Santa Fe Institute Workshop  (SFIW) Session 1

Schedule Top Page

Time and Date: 10:00 - 12:30 on 21st Sep 2016

Room: N - Graanbeurszaal

Chair: Stefan Thurner

46000 Most Sociable and Most Polite: the Collective Mathematics of Creativity [abstract]
Abstract: Bayesian models of cognition have been extremely successful at describing human behavior in the laboratory. Yet they can neither predict nor explain our most advanced forms of human communication, from political debate to free markets. Optimal agents will neither trade nor attempt to persuade. Without a rigorous mathematical account of collective reasoning, however, we are unable to imagine new social systems, or to know what is of value in the ones we wish to repair. I show how standard Bayesian models are undermined by the need to explore an indefinitely large problem space. I then present an alternative account of human rationality based on sociability, rather than computation. This framework predicts a central role for reciprocal conversation among equals, bounded conflict, and non-aligned incentives, in discovering new solutions. I conclude with recent empirical evidence for these models, drawn from collaborative research into scientific creativity, parliamentary debate, and play.
Simon DeDeo
46001 TBA [abstract]
Abstract: TBA
Stuart A Kauffman
46002 Adaptive self-organization of? Bali?s ancient rice terraces [abstract]
Abstract: Spatial patterning often occurs in ecosystems as a self-organizing process caused by feedback between organisms and the physical environment. Here we show that the spatial patterns observable in centuries-old Balinese rice terraces are also created by feedback between farmer’s decisions and the ecology of the paddies, which triggers a transition from local to global-scale control by groups of farmers. An evolutionary game based on this model predicts spatial patterning that closely matches multispectral image analysis of Balinese rice terraces extending over five orders of magnitude. The model shows for the first time that adaptation in a coupled human-natural system can trigger self-organized criticality (SOC). In standard SOC models, the driver is exogenous, scale invariance of patch distributions occurs across a wide range of parameter values, adaptation plays no role and nothing is optimized. In contrast, adaptive SOC is a self-organizing process of local adaptations that drive parameter settings to a very narrow range at the phase transition, approaching local and global optima.
Steve Lansing

Santa Fe Institute Workshop  (SFIW) Session 2

Schedule Top Page

Time and Date: 14:15 - 18:00 on 21st Sep 2016

Room: N - Graanbeurszaal

Chair: Stefan Thurner

46003 Predicting the evolution of technology [abstract]
Abstract: Technological progress is the ultimate driver of economic growth, and forecasting technological progress is one of the pivotal issues for climate mitigation. While there is a rich anecdotal literature for technological change, there is still no overarching theory. Technology evolves under descent with variation and selection, but under very different rules than in biology. The data available to study technology are also very different: On one hand we have historical examples giving the performance of a few specific technologies over spans of centuries; on the other hand, the collection of information is much less systematic than it is for fossils. There is no good taxonomy, so in a sense the study of technological evolution is pre-Linnaean. This may be due to the complexities of horizontal information transfer, which plays an even bigger role for technology than it does for bacteria. There are nonetheless empirical laws for predicting the performance of technologies, such as Moore’s law and Wright’s law, that can be used to make quantitative distributional forecasts and address questions such as “What is the likelihood that solar energy will be cheaper than nuclear power 20 years from now?”. I will discuss the essential role of the network properties of technology, and show how 220 years of US patent data can be used as a "fossil record” to identify technological eras.

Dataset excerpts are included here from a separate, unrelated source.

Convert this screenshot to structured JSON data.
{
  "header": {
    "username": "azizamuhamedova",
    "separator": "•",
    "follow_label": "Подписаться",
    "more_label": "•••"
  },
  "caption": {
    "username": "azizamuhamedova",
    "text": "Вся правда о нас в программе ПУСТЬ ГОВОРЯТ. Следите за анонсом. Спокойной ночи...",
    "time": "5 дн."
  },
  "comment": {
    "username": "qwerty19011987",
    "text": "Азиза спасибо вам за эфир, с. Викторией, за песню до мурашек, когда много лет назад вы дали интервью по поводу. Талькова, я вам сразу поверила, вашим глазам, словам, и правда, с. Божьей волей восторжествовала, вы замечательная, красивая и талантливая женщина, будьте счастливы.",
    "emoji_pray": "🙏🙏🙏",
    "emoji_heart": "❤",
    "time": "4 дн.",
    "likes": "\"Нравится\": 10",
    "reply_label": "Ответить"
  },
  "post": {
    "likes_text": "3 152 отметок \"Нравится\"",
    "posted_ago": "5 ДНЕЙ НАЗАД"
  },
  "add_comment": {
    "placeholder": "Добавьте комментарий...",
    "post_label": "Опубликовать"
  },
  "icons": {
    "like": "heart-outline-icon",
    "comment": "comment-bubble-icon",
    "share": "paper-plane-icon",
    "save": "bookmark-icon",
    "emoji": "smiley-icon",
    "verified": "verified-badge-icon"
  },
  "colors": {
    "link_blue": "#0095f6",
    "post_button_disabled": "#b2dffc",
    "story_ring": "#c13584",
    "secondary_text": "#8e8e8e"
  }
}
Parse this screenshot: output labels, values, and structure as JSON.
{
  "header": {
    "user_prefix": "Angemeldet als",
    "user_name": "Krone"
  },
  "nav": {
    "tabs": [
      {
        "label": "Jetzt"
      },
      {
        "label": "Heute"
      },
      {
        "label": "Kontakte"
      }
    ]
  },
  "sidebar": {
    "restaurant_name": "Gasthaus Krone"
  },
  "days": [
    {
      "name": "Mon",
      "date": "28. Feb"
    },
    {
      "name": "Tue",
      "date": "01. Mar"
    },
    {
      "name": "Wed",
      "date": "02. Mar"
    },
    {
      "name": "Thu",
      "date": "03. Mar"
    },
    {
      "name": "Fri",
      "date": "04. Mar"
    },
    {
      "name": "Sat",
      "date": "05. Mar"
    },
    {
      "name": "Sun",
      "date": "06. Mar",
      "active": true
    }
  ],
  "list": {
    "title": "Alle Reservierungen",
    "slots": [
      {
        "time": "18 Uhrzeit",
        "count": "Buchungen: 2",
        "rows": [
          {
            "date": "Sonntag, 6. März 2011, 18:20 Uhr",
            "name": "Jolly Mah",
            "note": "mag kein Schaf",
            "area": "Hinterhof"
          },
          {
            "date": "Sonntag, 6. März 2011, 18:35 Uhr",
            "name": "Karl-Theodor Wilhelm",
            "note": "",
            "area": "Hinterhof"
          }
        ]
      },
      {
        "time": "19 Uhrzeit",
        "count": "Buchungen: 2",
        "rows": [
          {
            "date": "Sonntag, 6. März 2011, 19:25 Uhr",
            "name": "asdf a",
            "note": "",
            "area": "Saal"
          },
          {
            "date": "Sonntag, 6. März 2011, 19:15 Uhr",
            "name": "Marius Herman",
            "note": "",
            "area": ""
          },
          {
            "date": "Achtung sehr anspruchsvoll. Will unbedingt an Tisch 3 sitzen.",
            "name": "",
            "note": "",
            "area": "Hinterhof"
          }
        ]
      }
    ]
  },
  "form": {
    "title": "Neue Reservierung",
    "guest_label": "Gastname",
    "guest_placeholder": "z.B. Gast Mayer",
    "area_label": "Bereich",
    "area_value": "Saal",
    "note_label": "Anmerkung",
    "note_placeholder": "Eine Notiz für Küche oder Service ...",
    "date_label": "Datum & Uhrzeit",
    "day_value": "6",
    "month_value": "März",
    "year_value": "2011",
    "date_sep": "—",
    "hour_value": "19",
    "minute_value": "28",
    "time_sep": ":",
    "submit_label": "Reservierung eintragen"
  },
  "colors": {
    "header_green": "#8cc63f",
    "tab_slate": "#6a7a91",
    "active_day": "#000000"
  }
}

Finally I will discuss new approaches for understanding technological progress that blend ideas from biology and economics.
J Doyne Farmer
46004 Understanding of power laws in path dependent processes [abstract]
Abstract: Where do power laws come from? There exist a handful of famous mechanisms that dynamically leadto scaling laws in complex dynamical systems, including preferential attachment processes and self-organized criticality. One extremely simple and transparent mechanism has so-far been overlooked. We present a mathematical theorem that states that every stochastic process that reduces its number of possible outcomes over time, leads to power laws in the frequency distributions of that so-called sample-space-reducing process (SSR). We show that targeted diffusion on networks is exactly such a SSR process, and we can thus understand the origin of power law visiting distributions that are ubiquitous in nature. We further comment on several examples where SSR processes can explain the origin of observed scaling laws including search processes, language formation and fragmentation processes.